A horrific rollover of a school bus transporting high school basketball players to a playoff game miraculously resulted in no life-threatening injuries but the incident provided the most recent sparks to a national debate about whether or not school buses should be required nationwide to have three-point seat belts.
The Griffith High School boy's basketball team was on its way to the Indiana state semifinal game on Saturday along I-65 when another motorist spilled a drink on herself, according to the Indiana State Police, and sideswiped the Type C school bus at approximately 12:10 p.m. local time. The bus with 21 students and six adults on board veered off the highway and into a ditch, where it rolled over onto the roof which appeared to be at least partially crushed. A surgeon who stopped to offer assistance told the Indianapolis Star that only one passenger had to be extracted via emergency crew while the rest came off the bus without assistance.
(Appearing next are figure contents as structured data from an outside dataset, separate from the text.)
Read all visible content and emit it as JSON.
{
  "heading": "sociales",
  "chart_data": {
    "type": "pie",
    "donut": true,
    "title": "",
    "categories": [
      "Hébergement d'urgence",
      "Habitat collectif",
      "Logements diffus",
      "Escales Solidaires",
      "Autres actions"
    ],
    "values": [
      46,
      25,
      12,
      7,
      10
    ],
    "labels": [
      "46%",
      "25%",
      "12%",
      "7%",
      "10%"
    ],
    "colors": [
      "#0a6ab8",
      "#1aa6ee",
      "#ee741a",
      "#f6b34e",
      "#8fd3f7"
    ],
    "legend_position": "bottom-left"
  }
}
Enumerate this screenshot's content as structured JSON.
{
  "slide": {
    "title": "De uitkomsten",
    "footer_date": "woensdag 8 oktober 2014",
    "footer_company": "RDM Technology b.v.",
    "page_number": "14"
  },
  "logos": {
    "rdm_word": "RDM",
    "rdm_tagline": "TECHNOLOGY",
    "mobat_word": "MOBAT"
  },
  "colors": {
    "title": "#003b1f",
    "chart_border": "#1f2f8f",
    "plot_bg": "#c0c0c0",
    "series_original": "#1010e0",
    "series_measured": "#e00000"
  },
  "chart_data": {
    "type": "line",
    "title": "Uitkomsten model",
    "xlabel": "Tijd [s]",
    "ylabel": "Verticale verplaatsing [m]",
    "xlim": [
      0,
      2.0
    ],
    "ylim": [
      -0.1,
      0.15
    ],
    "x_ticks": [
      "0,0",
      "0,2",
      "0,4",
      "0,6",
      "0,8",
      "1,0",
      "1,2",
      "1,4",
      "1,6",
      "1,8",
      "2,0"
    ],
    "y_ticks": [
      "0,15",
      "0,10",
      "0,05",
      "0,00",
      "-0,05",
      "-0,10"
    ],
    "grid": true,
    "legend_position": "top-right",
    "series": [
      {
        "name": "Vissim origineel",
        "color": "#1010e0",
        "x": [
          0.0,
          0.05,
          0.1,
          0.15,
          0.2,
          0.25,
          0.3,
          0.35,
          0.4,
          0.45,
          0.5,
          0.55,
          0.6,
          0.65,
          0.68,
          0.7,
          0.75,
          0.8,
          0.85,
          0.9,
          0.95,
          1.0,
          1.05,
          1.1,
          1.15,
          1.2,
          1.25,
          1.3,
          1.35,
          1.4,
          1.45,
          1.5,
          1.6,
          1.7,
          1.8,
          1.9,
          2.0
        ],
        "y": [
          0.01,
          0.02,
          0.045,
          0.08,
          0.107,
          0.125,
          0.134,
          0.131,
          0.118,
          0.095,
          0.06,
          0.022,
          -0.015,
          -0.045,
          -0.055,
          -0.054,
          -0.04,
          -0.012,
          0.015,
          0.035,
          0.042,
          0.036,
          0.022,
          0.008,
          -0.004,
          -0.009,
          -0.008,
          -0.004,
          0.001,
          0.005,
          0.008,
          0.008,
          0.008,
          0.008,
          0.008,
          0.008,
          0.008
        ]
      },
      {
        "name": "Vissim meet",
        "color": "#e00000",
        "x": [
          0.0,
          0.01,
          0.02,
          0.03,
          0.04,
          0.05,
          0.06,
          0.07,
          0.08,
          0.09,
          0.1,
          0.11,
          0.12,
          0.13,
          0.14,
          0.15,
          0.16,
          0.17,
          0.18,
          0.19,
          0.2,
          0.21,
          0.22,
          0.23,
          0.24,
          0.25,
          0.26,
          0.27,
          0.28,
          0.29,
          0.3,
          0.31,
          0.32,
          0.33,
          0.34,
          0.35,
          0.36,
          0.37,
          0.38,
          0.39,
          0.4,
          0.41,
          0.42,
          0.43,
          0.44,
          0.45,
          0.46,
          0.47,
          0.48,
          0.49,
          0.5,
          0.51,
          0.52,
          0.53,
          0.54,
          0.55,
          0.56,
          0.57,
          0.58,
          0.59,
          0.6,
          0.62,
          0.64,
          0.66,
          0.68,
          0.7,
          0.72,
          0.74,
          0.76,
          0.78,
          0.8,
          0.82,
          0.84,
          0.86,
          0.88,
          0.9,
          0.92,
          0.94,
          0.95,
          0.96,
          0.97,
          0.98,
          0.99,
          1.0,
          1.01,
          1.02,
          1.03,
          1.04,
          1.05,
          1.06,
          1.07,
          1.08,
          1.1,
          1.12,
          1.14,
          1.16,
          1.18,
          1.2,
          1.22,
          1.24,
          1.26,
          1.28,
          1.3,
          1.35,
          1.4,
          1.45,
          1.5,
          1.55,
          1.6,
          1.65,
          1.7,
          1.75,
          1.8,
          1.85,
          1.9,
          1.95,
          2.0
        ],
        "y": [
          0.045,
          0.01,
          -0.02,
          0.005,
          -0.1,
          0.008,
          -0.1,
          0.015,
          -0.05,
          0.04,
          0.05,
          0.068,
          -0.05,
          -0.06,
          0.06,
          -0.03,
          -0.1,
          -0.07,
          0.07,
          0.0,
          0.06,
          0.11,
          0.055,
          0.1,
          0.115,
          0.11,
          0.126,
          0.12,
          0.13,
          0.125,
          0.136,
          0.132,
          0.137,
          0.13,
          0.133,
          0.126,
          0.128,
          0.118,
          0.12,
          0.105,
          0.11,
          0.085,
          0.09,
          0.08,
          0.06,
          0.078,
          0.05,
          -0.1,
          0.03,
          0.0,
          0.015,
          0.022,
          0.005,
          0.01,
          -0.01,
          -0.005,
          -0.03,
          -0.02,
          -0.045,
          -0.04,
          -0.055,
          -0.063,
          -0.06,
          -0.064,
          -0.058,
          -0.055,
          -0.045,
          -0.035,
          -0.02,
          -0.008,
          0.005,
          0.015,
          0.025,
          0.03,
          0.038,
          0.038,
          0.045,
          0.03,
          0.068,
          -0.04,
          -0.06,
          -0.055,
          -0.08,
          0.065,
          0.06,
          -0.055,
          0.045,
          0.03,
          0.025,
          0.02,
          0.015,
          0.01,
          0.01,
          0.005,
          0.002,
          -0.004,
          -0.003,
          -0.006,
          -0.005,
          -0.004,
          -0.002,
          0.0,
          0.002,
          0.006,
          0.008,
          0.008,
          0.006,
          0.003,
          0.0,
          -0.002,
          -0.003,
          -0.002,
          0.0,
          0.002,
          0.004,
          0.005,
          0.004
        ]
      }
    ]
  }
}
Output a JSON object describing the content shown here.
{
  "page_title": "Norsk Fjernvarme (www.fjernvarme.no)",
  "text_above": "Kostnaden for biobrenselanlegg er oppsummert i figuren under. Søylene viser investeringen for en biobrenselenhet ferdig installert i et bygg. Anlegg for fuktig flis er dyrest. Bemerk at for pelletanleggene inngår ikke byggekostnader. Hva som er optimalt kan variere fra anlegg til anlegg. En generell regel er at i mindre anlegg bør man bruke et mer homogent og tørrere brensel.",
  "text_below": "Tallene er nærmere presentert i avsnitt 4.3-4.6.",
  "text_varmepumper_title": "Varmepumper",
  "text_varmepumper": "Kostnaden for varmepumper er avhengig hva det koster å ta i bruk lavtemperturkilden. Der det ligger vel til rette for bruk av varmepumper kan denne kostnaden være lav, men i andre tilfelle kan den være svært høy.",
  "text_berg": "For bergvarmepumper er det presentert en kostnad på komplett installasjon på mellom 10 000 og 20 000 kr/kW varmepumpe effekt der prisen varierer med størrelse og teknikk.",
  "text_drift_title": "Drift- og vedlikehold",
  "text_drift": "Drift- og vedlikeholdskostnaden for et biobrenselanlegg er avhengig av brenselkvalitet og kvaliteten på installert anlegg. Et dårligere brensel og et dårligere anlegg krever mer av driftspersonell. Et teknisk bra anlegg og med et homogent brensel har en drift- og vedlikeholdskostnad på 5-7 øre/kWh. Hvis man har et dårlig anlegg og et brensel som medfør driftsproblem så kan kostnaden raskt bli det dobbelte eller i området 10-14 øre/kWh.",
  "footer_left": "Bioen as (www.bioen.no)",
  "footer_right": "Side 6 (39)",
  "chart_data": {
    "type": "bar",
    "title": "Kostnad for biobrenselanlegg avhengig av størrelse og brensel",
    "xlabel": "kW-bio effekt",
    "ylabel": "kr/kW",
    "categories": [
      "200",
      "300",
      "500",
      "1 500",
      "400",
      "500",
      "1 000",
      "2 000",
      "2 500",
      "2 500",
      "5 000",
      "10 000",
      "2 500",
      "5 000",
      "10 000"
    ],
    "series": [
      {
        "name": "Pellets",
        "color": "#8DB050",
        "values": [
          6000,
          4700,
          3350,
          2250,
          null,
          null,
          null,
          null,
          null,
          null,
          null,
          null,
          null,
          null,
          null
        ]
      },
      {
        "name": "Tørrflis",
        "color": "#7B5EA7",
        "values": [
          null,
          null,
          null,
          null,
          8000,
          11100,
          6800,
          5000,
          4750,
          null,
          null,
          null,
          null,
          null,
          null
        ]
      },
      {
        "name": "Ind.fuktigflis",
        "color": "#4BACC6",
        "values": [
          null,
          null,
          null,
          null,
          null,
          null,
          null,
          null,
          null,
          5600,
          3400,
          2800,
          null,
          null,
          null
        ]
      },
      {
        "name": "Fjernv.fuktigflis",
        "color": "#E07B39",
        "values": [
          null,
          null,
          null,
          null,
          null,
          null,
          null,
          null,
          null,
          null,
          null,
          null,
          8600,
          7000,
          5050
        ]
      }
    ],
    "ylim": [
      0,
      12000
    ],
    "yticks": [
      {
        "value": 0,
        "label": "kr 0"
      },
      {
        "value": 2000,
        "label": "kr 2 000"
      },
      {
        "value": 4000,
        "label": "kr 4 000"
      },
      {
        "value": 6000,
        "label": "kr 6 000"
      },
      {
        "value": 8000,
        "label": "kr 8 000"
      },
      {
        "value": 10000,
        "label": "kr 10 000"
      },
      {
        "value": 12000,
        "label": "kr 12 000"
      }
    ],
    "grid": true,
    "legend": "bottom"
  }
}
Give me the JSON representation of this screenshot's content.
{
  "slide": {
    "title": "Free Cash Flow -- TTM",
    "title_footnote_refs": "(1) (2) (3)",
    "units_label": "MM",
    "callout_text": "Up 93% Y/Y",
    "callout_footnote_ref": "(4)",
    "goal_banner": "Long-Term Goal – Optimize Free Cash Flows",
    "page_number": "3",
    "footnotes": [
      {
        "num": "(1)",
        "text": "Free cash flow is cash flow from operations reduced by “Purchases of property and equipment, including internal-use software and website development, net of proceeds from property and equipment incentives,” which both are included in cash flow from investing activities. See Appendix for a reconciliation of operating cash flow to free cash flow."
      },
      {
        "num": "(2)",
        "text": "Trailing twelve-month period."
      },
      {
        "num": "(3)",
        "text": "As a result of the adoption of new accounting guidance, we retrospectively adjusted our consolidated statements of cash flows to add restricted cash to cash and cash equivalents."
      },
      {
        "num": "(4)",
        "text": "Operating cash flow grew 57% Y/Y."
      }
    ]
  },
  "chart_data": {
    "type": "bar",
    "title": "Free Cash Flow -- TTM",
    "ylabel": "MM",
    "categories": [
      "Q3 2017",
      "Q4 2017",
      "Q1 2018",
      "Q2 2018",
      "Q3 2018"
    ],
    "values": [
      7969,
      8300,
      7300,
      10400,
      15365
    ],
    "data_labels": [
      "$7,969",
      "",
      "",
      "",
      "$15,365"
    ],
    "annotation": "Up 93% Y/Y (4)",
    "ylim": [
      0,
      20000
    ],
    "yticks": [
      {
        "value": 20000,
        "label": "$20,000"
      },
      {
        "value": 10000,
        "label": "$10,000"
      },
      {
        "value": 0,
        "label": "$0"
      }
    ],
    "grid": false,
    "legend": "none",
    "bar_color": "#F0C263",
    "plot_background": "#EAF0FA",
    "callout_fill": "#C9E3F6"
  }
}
An investigation by state police was ongoing at this report.
All school buses are required to comply with roof-crush tests under FVMSS 220, but the standard merely offers a benchmark for manufacturers to use in strengthening roof construction, and no test can possibly address every possible crash and crash forces placed upon school buses, as a highway safety expert who wished to remain anonymous told STN.
A Navistar spokeswoman added that all its school buses meet and exceed FMVSS 220 as well as FMVSS 221 on joint strength and FMVSS 217 on emergency evacuation.
The school bus was reportedly also not equipped with any type of seat belt restraint system aside from that available to the bus driver.
The Indiana State Police said in a press release that the school bus was driven by Andriana Wright, 54, of Griffith, and, in addition to the basketball team, other passengers included a ball boy, coaches, managers, and an athletic trainer from Griffith High School. The preliminary investigation determined that Dominique T. Small, 23 of Terre Haute, Indiana was driving the 2001 Kia that veered into the school bus. The report said that she was driving in the southbound, left lane of I-65 when the lid of her drink came off, spilling the contents on her. No charges had been filed at this report.
The state police added that a school bus from Kankakee Valley School Corporation south of Chicago as well as ambulances transported 20 of the school bus passengers to a local hospital, while one of the coaches was flown by air ambulance to the University of Chicago Medical Center. The bus driver and a coach were taken by ambulance to another hospital in Kankakee, Illinois with non-life threatening injuries. and the athletic trainer and three students were taken by ambulance to a hospital in Merrillville, Indiana. All were treated for non-life threatening injuries.
One of the students onboard the bus told ABC's Good Morning America that the crash occurred about 45 minutes into the trip to Lafayette, Indiana, where Griffith High School was to play Marion High School for a berth in this weekend's state championship game.
“(A)nd the next thing you know, we started swaying from the left and then to the right. But we were in the back, so we couldn’t see what was going on, on the road,” said Martin Schiele, a senior point guard on the team. “And we were kind of in shock. When we turned to the right, we started flipping into a ditch, and as we were flipping, bodies were ricocheting off the bus. It was just crazy.”
Schiele added that after the initial shock of the crash wore off, he realized "throbbing pain" in one of his knees, his head hurt after it struck the emergency door handle during impact and he had pain in his chest muscles.